Abaikan Fatwa ICJ, Israel Bombardir Khan Younis, 70 Orang Dilaporkan Tewas

Seorang pria duduk di antara reruntuhan bangunan di Kota Khan Younis, Jalur Gaza selatan, Rabu (17/7/2024). (Foto: ANTARA FOTO/Xinhua/Rizek Abdeljawad/rwa).
GAZA—Fatwa Mahkamah Internasional (International Court Justice/IJC) agar Israel mengakhiri pendudukan di wilayah Palestina rupanya tak mampu menghentikan kebrutalan Negara Zionis di Gaza. Pada Senin (22/7/2024), pasukan Israel malah kembali melancarkan serangan di di kota Khan Younis di Jalur Gaza selatan. Sedikitnya 70 orang tewas dan lebih dari 200 lainnya terluka dalam serangan tersebut.

Jumlah korban akibat serangan Israel itu bertambah dari data terakhir. Sebelum serangan terakhir, menurut data Kementerian Kesehatan (Kemenkes) Palestina, tercatat 49 orang tewas dan 120 lainnya luka-luka. Kompleks Medis Nasser di kota tersebut pun meminta warga segera menyumbangkan darah untuk mereka yang mengalami luka–di tengah kekurangan unit darah yang parah.

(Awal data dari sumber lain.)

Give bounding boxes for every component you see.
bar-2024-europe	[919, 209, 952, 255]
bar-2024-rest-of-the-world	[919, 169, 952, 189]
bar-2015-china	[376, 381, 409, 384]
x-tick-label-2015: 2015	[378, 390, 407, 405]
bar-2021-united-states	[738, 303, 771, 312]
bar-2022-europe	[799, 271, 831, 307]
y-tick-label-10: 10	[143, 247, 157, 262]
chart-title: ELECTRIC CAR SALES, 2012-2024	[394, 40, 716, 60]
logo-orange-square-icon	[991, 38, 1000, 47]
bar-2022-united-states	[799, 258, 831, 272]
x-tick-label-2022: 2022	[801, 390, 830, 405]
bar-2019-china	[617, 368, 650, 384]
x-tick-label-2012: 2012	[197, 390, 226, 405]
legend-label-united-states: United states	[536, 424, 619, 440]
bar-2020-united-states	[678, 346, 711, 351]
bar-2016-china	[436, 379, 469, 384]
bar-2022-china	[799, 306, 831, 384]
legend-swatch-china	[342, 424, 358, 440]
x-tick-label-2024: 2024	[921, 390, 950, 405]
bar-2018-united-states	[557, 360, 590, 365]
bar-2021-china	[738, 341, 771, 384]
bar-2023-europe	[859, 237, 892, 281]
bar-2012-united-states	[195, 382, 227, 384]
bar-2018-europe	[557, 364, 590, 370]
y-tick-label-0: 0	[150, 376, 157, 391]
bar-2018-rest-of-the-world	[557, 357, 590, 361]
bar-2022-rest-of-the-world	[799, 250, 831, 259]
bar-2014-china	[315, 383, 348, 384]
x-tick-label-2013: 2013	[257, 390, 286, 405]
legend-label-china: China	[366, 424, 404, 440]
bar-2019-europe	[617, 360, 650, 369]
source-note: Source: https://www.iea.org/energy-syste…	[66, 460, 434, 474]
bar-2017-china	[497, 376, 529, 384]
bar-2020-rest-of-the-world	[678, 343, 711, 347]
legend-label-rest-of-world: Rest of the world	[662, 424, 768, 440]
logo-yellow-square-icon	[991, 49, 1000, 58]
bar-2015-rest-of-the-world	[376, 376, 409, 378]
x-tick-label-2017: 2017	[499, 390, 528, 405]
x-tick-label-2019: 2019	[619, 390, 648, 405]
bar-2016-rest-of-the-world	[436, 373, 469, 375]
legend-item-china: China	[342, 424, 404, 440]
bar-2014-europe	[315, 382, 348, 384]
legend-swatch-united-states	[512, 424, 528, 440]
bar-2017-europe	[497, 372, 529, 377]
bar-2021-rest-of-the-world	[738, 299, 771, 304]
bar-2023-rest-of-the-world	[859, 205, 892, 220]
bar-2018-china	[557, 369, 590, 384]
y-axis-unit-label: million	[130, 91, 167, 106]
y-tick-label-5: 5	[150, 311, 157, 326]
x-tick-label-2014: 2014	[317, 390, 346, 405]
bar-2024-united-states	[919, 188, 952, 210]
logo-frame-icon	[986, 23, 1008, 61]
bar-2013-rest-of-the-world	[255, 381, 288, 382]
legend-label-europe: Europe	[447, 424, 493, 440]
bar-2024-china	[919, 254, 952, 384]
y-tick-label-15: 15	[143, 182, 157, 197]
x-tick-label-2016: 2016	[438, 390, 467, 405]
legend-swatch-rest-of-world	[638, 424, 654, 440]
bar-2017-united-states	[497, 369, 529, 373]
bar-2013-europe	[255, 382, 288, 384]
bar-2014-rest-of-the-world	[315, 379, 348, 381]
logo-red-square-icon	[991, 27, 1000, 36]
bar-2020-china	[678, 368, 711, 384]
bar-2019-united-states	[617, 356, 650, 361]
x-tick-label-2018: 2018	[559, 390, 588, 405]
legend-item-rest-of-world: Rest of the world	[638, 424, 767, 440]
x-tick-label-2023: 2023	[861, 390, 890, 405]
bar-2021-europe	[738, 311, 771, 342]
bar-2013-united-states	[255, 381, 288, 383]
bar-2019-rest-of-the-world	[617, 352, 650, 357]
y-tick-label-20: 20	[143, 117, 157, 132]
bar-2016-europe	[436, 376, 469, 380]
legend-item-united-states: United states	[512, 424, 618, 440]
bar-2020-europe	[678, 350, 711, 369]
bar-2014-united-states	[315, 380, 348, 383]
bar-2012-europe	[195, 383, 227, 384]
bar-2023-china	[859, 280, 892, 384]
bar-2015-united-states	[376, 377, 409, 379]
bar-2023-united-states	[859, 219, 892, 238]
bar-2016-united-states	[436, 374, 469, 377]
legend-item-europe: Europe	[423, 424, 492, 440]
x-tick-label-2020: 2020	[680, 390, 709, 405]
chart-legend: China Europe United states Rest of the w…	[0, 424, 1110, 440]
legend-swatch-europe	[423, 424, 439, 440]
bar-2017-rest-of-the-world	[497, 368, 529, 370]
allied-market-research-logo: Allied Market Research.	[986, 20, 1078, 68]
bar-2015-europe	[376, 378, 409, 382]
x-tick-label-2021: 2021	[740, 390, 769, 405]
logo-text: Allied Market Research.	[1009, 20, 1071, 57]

Kantor Berita Palestina, Wafa, melaporkan bahwa tentara Israel memerintahkan warga Palestina yang tinggal di bagian timur Khan Younis agar segera mengungsi pada Selasa (23/7/2024) pagi. Penduduk dilaporkan terlihat meninggalkan daerah mereka dengan berjalan kaki dan naik kereta, di tengah bombardir Israel.

Dalam sebuah pernyataan, Juru Bicara Militer Israel Avichay Adraee mengklaim bahwa hadirnya berbagai operasi militer dan tembakan roket dari bagian timur Khan Younis menjadikan tinggal di wilayah sangat berbahaya. Pernyataan yang ironis, karena sebelumnya militer Israel telah menetapkan lingkungan timur Khan Younis sebagai “zona aman bagi pengungsi Palestina”.

Bacaan Lainnya

Dua pekan lalu, tentara Israel membunuh sedikitnya 90 warga Palestina dan melukai 300 lainnya dalam serangan di daerah al-Mawasi, dekat Khan Younis, yang ditetapkan oleh militer sebagai zona aman.

Kepala Otoritas Israel Benjamin Netanyahu membela pembantaian tersebut dengan mengatakan bahwa serangan tersebut menargetkan komandan sayap bersenjata Hamas, Mohammed Deif dan wakilnya. Kendati demikian, Israel tidak memberikan konfirmasi mengenai kematian komandan Hamas tersebut.

Dengan mengabaikan resolusi Dewan Keamanan PBB yang menuntut gencatan senjata segera, juga mengabaikan fatwa ICJ, Israel menghadapi kecaman internasional di tengah serangan brutal yang terus berlanjut di Gaza sejak serangan Hamas pada 7 Oktober.

Badan peradilan tertinggi Perserikatan Bangsa-Bangsa (PBB), Mahkamah Internasional atau International Court Justice (ICJ) telah mengumumkan pendapat nasihatnya terkait konsekuensi hukum pendudukan Israel di wilayah Palestina sejak 1967, pada Jumat (19/7/2024). ICJ menyatakan bahwa keberadaan Israel di wilayah Palestina yang diduduki, yaitu di Tepi Barat, Jalur Gaza, dan Yerusalem Timur, tidak sah dan menyerukan agar segera dihentikan atau distop.

Namun, alih-alih menyetop pendudukan, Israel malah menjadi-jadi.

Sebanyak lebih dari 39.000 warga Palestina telah terbunuh, sebagian besar korban merupakan perempuan dan anak-anak, serta lebih dari 89.900 orang terluka, menurut otoritas kesehatan setempat.